Charles Dorpmans voegde tandartsen toe aan zijn netwerk in 2015. Eind van dat jaar gaf hij op het congres The wild side of life een presentatie over de ontwikkelingen van alcohol- en drugsgebruik aan de Vereniging Medisch Tandheelkundige Interactie (VMTI). Joris Muris, tandartsenopleider en nauw betrokken bij de organisatie van het congres: “Voor ons congres waren we op zoek naar thema’s waar algemene gezondheid en mondgezondheid samenkomen. Alcohol- en drugsgebruik is zo’n thema. Gek genoeg kwam dat bij toeval ter sprake met een patiënt. Die tipte mij om Charles Dorpmans te vragen.”

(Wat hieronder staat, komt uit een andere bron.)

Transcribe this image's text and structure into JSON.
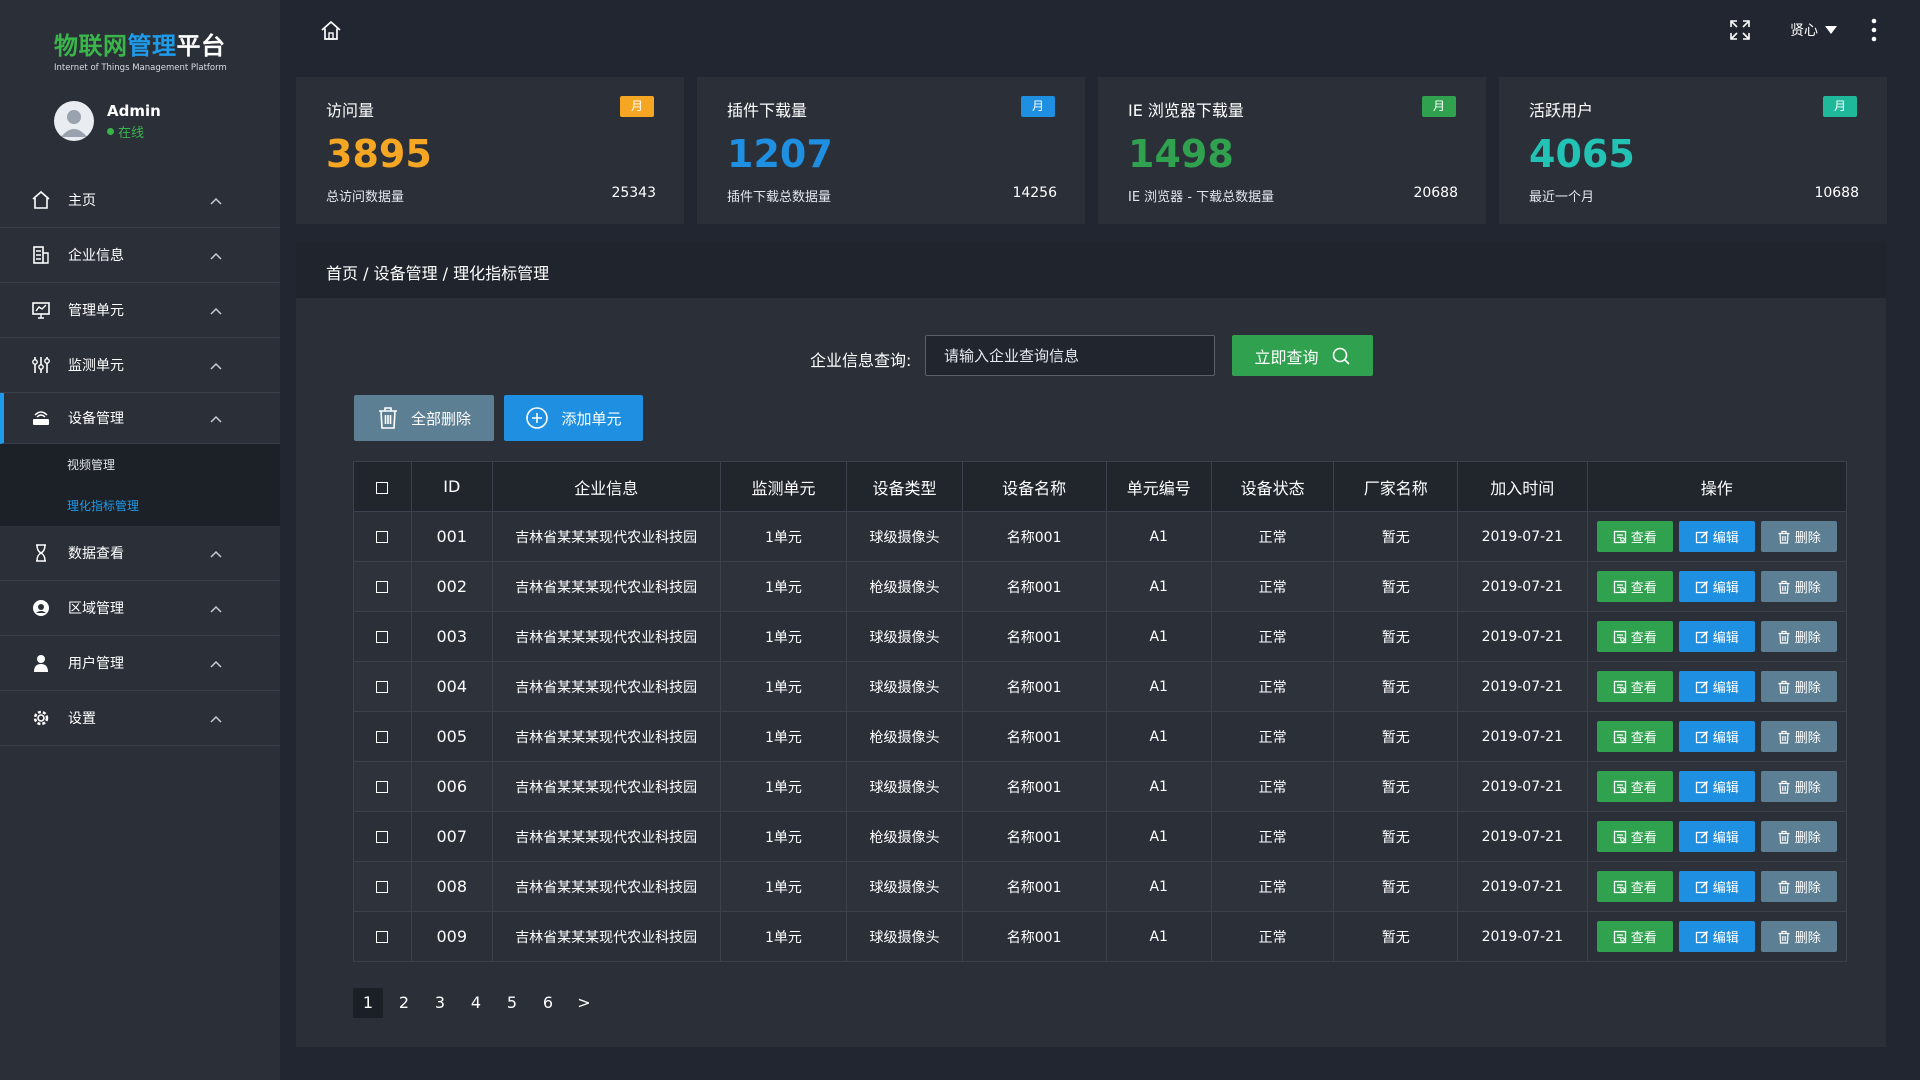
{
  "logo": {
    "title_part1": "物联网",
    "title_part2": "管理",
    "title_part3": "平台",
    "subtitle": "Internet of Things Management Platform"
  },
  "user": {
    "name": "Admin",
    "status": "在线"
  },
  "sidebar": {
    "items": [
      {
        "label": "主页",
        "icon": "home-icon"
      },
      {
        "label": "企业信息",
        "icon": "building-icon"
      },
      {
        "label": "管理单元",
        "icon": "monitor-chart-icon"
      },
      {
        "label": "监测单元",
        "icon": "sliders-icon"
      },
      {
        "label": "设备管理",
        "icon": "router-icon"
      },
      {
        "label": "数据查看",
        "icon": "hourglass-icon"
      },
      {
        "label": "区域管理",
        "icon": "location-icon"
      },
      {
        "label": "用户管理",
        "icon": "person-icon"
      },
      {
        "label": "设置",
        "icon": "gear-icon"
      }
    ],
    "submenu": [
      {
        "label": "视频管理"
      },
      {
        "label": "理化指标管理"
      }
    ]
  },
  "topbar": {
    "user_label": "贤心"
  },
  "stats": [
    {
      "title": "访问量",
      "badge": "月",
      "badge_color": "#f5a623",
      "value": "3895",
      "value_color": "#f5a623",
      "sub": "总访问数据量",
      "total": "25343"
    },
    {
      "title": "插件下载量",
      "badge": "月",
      "badge_color": "#1e8fe1",
      "value": "1207",
      "value_color": "#1e8fe1",
      "sub": "插件下载总数据量",
      "total": "14256"
    },
    {
      "title": "IE 浏览器下载量",
      "badge": "月",
      "badge_color": "#2fa14f",
      "value": "1498",
      "value_color": "#2fa14f",
      "sub": "IE 浏览器 - 下载总数据量",
      "total": "20688"
    },
    {
      "title": "活跃用户",
      "badge": "月",
      "badge_color": "#1fb89a",
      "value": "4065",
      "value_color": "#22c2b4",
      "sub": "最近一个月",
      "total": "10688"
    }
  ],
  "breadcrumb": "首页 / 设备管理 / 理化指标管理",
  "search": {
    "label": "企业信息查询:",
    "placeholder": "请输入企业查询信息",
    "button": "立即查询"
  },
  "actions": {
    "delete_all": "全部删除",
    "add_unit": "添加单元"
  },
  "table": {
    "headers": [
      "ID",
      "企业信息",
      "监测单元",
      "设备类型",
      "设备名称",
      "单元编号",
      "设备状态",
      "厂家名称",
      "加入时间",
      "操作"
    ],
    "rows": [
      [
        "001",
        "吉林省某某某现代农业科技园",
        "1单元",
        "球级摄像头",
        "名称001",
        "A1",
        "正常",
        "暂无",
        "2019-07-21"
      ],
      [
        "002",
        "吉林省某某某现代农业科技园",
        "1单元",
        "枪级摄像头",
        "名称001",
        "A1",
        "正常",
        "暂无",
        "2019-07-21"
      ],
      [
        "003",
        "吉林省某某某现代农业科技园",
        "1单元",
        "球级摄像头",
        "名称001",
        "A1",
        "正常",
        "暂无",
        "2019-07-21"
      ],
      [
        "004",
        "吉林省某某某现代农业科技园",
        "1单元",
        "球级摄像头",
        "名称001",
        "A1",
        "正常",
        "暂无",
        "2019-07-21"
      ],
      [
        "005",
        "吉林省某某某现代农业科技园",
        "1单元",
        "枪级摄像头",
        "名称001",
        "A1",
        "正常",
        "暂无",
        "2019-07-21"
      ],
      [
        "006",
        "吉林省某某某现代农业科技园",
        "1单元",
        "球级摄像头",
        "名称001",
        "A1",
        "正常",
        "暂无",
        "2019-07-21"
      ],
      [
        "007",
        "吉林省某某某现代农业科技园",
        "1单元",
        "枪级摄像头",
        "名称001",
        "A1",
        "正常",
        "暂无",
        "2019-07-21"
      ],
      [
        "008",
        "吉林省某某某现代农业科技园",
        "1单元",
        "球级摄像头",
        "名称001",
        "A1",
        "正常",
        "暂无",
        "2019-07-21"
      ],
      [
        "009",
        "吉林省某某某现代农业科技园",
        "1单元",
        "球级摄像头",
        "名称001",
        "A1",
        "正常",
        "暂无",
        "2019-07-21"
      ]
    ],
    "row_actions": {
      "view": "查看",
      "edit": "编辑",
      "delete": "删除"
    }
  },
  "pagination": {
    "pages": [
      "1",
      "2",
      "3",
      "4",
      "5",
      "6",
      ">"
    ],
    "current": "1"
  }
}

Naar aanleiding van het congres vroeg de Koninklijke Nederlandse Maatschappij tot bevordering der Tandheelkunde (KNMT) Charles om in 2016 mee te werken aan een aantal kwaliteitsbijeenkomsten, verspreid over het hele land. In totaal hebben bijna 450 tandartsen, orthodontisten en enkele studenten tandheelkunde deelgenomen aan deze scholingsbijeenkomsten. 

Ingeburgerd

Charles Dorpmans: “Mijn bijdrage aan de KNMT-scholingen is tweeledig. Om te beginnen neem ik de deelnemers mee in de ontwikkelingen van middelengebruik van de afgelopen decennia. Die trip eindigt in 2016, nu het druggebruik inmiddels behoorlijk ingeburgerd is. Waar gebruikers een aantal jaar geleden nog stiekem snoven op slikten op de toiletten in het uitgaansleven, gebruikt men nu ‘gewoon’ aan de bar. Ook is er meer thuisgebruik.” Die normalisering brengt volgens Charles een groot risico met zich mee. Steeds meer mensen zullen vroeg of laat de keuze maken om te gebruiken, omdat de doelstelling van gebruik zo divers is geworden. En erger nog: “Op belevingsniveau zullen ze daarbij het idee hebben dat gebruik relatief onschuldig is. En dat terwijl alle drugsgebruik risico’s heeft,” aldus Charles. 

Geen taboes meer 

Dat de taboes op gebruik wegvallen, heeft ook voordelen. Charles: “Als de openheid rondom gebruik toeneemt, is het ook gemakkelijker om het erover te hebben. Zoals met tandartsen. Verslavingsdeskundigen kunnen tandartsen leren om gebruik te herkennen, zowel op basis van algemene signalen als op basis van de schadelijke effecten op mond en gebit. Maar ook kunnen ze hen gesprekstechnieken aanleren om het gebruik bespreekbaar te maken. Tandartsen zijn zorgprofessionals die hun patiënten goed kennen. Zij zien die patiënten immers van jongs af aan voor periodieke controles en behandeling. Als zij zich bewust zijn van de nadelige gevolgen van druggebruik, zoals het ontstaan van cariës door monddroogte en tandenknarsen, kunnen zij naast advies over goed poetsen, stoken en flossen ook eventueel drugsgebruik ter sprake brengen en de gevolgen voor het gebit bespreken. Ook kunnen zij hun patiënten wijzen op hulp bij een gespecialiseerde instelling als Novadic-Kentron.”

Eyeopener 

Charles heeft met zijn activiteiten de verslavingszorg als ‘partner’ van de tandheelkunde op de kaart gezet. Dat blijkt ook uit de evaluaties van zowel het congres als de workshops. Joris Muris: “Alhoewel wij doorgaans voornamelijk medische thema’s behandelen, was er voor het thema alcohol en drugs veel waardering. Het verhaal van Charles was een eyeopener voor de deelnemers.” Inmiddels wordt erover gedacht om deze vorm van deskundigheidsbevordering ook aan te bieden aan mondhygiënisten. Joris zou dat toejuichen: “Juist voor mondhygiënisten, die meer signalerend en preventief bezig zijn, zou het goed zijn als zij gebruik kunnen herkennen en indien nodig bespreekbaar maken.”